Shot by Diana Mehrez


I can’t claim to know what the experience was like for others. 2020 has been universally humbling, and crushing. But people are unique in their experiences and coping mechanisms vary.

Coming back from the events of August has been hard. Finding the light in so much darkness is not an easy feat. And I am certainly not there yet. But I am allowing the process to take its course. I have had to allow myself to take the time I need to heal. Take the time I need to feel joy again, to recognise glimmers of hope, and learn to cultivate a love for life.

I have also had to learn to let go. Letting go does not come easy but is a necessary part of embracing change. How can you look forward if you’re facing backward?

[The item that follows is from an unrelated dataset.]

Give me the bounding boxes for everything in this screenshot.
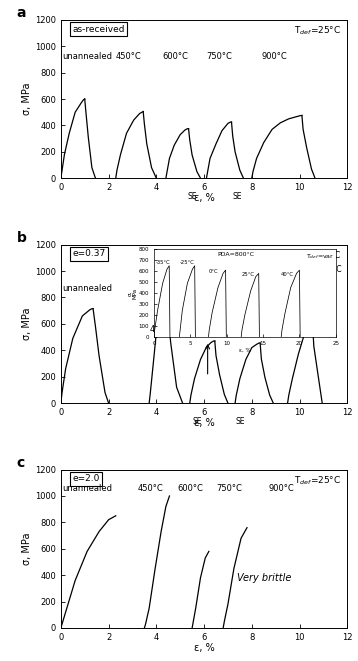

My path is paved with doubts, some ups, lots of downs, but it’s been rich with love and support. Whatever your path and your experience, I hope you are able to find your way forward from 2020. Asking for help is not always easy, but the support and outreach I have experienced have exceeded all expectation. It could (and will) surprise you too. Just leave the door ajar. Just wide enough to let the light shine through.

2020 has been the epitome of uncertainty. But we will get through this if we stick together. Of that I am certain.


🎗 Idraak, mental health NGO working on research, awareness, community interventions & treatment, offering free consultations for the people suffering from the Beirut explosion aftermath.

🍞 Masa Madre, an artisan sourdough goodness made with a touch of cheekiness and a whole lot of love, made in Batroun with delivery service.
💬 Beirut Institute Summit Circle 18, a conversion hosted by Raghida Dergham on how the millennials are challenging the status-quo today.
🍆 Nic Warner, a coach for men’s sexual enhancement, to help empower driven men peel back the layers of culturally sanctioned, socially permeated models of behaviors and conditioning.
🎥 We Are Champions, chronicles of the most unusual competitions around the world, celebrating weirdness, finding beauty in idiosyncrasies, and demonstrating what it really takes to rise to the top. Available on Netflix.
🎨 Dear Nostalgia, a contemporary collage artist inspired by the Golden days of Beirut, in contrast with the current facts of today.
🍭 Jouissance Club, une cartographie du plaisir, a book by Jüne Plã on sex tips for creative lovers.
🏚 Beirut Heritage Initiative, an independent inclusive collective striving to restore Beirut’s architectural and cultural heritage, founded by Fadlallah Dagher.

Till we connect again, I’ll be sharing with you some of my new works really soon on my social channels.

I know hope is just one inspiration away; may we find it in each other.